By Michael Rosenthal
Some people want to reserve judgment on Teofimo Lopez, which makes sense. He has fought only 12 times as a professional. We won’t know how good he truly is for at least two or three more fights. And he probably shouldn’t be described as a star quite yet. Again, too few outings. He might pack arenas (stadiums?) and be featured on pay-per-view shows one day but we can’t be certain about that.
This is what we know now: Teofimo Lopez has the boxing world abuzz, a phenomenon that is reserved for few boxers – even those with much more substantial track records – in each generation.
In other words, the beast has been unleashed.
Many fighters have high knockout percentages but Lopez’s stoppages are different somehow. In December, he gave us a one-punch version. An overhand right instantly rendered capable Mason Menard unconscious and took our collective breath away in the process.
And on the Sergey Kovalev-Eleider Alvarez card last Saturday, he gave us a prolonged-beating version. Veteran Diego Magdaleno managed to last six-plus rounds before two left hooks took him out but he might never be the same, the result of a merciless assault and the misguided unwillingness of the referee (Gregorio Alvarez) or Magdaleno’s corner to stop the fight earlier.
Those are the kind of knockouts that people remember. And Lopez’s list of them is growing.
The ability to stop opponents isn’t enough to engender the excitement that surrounds Lopez, though. His demeanor and his post-KO celebrations are also key to his rapid rise in our consciousness.
The viciousness with which he tore apart Magdaleno reminded me of Roberto Duran, a cold, calculating assassin with no sympathy for his victims. You can interpret that as you please but it’s compelling.
The moments after the Magdaleno fight was stopped also helped shape our perception of Lopez. During his celebration, with Magdaleno still on the canvas and hurt badly, he taunted his fallen foe with a sweeping motion as if to say dismissively, “I’m rid of you.”
The unsportsmanlike move was criticized by many afterward, including Magdaleno’s angry family members in the ring. And justifiably so: You don’t belittle a warrior moments after he had demonstrated uncommon courage in a fight he had no chance of winning, even if he was disrespectful to Lopez before the fight.
That said, Lopez’s gesture probably enhanced his growing image as an unapologetic killer, a la Duran. Again, that might be unsettling for some, but it taps into fans’ primal desires.

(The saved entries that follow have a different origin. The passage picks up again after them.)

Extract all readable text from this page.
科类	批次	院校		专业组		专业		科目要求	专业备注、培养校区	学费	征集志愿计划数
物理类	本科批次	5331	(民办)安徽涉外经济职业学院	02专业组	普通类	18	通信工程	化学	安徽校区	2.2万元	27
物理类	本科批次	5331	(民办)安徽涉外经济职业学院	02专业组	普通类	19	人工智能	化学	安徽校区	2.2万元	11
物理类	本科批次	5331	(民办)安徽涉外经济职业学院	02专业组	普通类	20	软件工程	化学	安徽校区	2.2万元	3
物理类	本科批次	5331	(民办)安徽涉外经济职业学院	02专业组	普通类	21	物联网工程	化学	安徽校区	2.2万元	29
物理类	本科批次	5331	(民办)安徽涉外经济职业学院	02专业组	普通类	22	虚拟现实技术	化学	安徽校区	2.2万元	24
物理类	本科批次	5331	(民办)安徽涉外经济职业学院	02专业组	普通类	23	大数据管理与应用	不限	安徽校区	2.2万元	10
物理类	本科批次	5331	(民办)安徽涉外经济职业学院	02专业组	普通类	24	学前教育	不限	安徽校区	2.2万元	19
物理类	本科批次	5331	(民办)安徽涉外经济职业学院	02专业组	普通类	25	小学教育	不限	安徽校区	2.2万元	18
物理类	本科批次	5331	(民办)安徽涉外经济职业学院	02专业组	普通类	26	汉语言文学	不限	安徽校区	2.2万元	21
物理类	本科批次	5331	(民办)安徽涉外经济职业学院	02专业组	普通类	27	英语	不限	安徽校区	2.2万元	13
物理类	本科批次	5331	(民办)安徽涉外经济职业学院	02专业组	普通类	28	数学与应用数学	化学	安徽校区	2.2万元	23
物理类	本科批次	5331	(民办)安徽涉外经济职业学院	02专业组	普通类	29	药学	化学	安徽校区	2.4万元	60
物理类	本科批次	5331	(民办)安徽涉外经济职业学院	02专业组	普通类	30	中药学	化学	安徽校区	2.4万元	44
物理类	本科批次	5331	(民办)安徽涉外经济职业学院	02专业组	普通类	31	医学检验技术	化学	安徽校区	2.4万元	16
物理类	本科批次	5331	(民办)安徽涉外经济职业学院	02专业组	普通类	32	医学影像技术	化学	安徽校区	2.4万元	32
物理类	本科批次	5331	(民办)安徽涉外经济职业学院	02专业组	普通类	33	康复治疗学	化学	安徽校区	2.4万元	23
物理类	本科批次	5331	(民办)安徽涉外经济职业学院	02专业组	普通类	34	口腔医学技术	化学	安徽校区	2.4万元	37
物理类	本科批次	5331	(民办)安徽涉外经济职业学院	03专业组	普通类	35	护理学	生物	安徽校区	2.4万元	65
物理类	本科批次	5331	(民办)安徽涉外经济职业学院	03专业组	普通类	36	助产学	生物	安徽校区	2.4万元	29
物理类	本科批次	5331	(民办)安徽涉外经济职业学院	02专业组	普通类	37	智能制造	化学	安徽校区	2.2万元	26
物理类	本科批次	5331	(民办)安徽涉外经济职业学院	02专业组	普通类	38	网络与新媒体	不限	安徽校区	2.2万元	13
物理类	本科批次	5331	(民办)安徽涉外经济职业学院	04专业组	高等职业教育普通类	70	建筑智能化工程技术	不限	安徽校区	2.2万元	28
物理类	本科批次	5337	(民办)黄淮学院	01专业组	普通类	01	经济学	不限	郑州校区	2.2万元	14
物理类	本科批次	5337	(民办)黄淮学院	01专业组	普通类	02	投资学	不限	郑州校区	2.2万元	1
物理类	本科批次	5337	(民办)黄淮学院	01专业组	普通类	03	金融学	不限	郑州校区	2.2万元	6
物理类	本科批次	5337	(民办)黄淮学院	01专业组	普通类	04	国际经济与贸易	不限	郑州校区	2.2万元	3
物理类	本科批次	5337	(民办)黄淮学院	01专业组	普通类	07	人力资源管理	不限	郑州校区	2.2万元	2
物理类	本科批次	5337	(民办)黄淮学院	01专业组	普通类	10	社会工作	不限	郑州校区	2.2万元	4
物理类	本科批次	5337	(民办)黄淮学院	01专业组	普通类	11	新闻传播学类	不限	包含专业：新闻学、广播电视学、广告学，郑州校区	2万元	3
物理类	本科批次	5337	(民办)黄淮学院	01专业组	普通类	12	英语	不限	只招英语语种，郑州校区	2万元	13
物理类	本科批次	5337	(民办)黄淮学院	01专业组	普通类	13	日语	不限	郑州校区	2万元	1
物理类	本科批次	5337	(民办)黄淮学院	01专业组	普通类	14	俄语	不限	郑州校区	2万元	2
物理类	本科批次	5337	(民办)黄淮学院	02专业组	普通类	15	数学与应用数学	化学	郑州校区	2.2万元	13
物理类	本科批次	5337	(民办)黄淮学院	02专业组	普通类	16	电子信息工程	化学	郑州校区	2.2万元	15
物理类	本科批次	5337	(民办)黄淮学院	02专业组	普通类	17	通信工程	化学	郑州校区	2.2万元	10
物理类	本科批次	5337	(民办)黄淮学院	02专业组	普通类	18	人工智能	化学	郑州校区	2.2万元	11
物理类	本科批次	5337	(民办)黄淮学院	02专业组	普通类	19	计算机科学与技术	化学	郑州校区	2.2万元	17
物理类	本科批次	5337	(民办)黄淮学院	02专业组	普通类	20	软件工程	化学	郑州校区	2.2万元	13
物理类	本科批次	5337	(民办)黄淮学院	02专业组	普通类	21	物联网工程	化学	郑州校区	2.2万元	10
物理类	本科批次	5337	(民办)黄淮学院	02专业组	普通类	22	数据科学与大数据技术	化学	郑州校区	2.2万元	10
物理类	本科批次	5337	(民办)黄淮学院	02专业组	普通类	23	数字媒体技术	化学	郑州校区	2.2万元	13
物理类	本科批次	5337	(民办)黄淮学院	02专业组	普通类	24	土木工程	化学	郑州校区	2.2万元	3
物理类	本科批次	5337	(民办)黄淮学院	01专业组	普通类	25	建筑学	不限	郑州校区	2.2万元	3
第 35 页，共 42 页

The celebrations are just fun. The back flips are his trademark, although I wonder whether he’ll break an ankle one day. Fans seem to love the “Fortnight” dances. And the Heisman Trophy pose in the ring, to honor 2018 winner Kyler Murray, undoubtedly amused the many boxing fans who also like football.
In other words, he understands the value of entertainment and knows how to provide it.
The combination of these factors – the knockouts, the menacing presence and the celebrations – have sparked an undue amount of interest in a fighter who only turned pro in November 2016.
“He stands out because nobody expected him to excel this early,” Bob Arum, his promoter, told ESPN.com. “But this is not a sprint, this is a marathon. I'm very high on him, I think he has enormous talent, he has a lot of marketability.”
Of course, Lopez’s ultimate success or failure is predicated on what he does in the ring.
The Honduran-American, who is trained by his father, Teofimo Sr., seems to have all the tools required to succeed. One might forget amid the knockouts that he can box, which is in part a product of his substantial amateur career. And he has the kind of hand speed that makes it difficult to see those crazy punches coming.
There are no guarantees, though. Menard and Magdaleno are good fighters but not the tests Lopez must pass to join the best of the best in boxing. Those lie ahead.
A lightweight title fight could come as soon as this year. That could be for the WBC version if Mike Garcia vacates after his welterweight showdown with Errol Spence or one of the belts belonging to Vasyl Lomachenko – yes, THAT Vasyl Lomachenko – if the Ukrainian wins his April 12 fight against an undetermined opponent.
Lopez is scheduled to fight next on the Terence Crawford-Amir Khan pay-per-view card on April 20. One possible opponent: Talented British Olympian Luke Campbell, who would be a step up from Magdaleno.
Thus, we’ll learn a lot more about Lopez in his next few fights. Is destined to reach pound-for-pound status and become a (the?) face of the sport? Or is he merely a shooting star whose light will be dimmed when he faces the likes of Lomachenko?
It would a lot of fun if it played out in Lopez’s favor.
Michael Rosenthal was the 2018 winner of the Boxing Writers Association of America’s Nat Fleischer Award for excellence in boxing journalism. He has covered boxing in Los Angeles and beyond for almost three decades.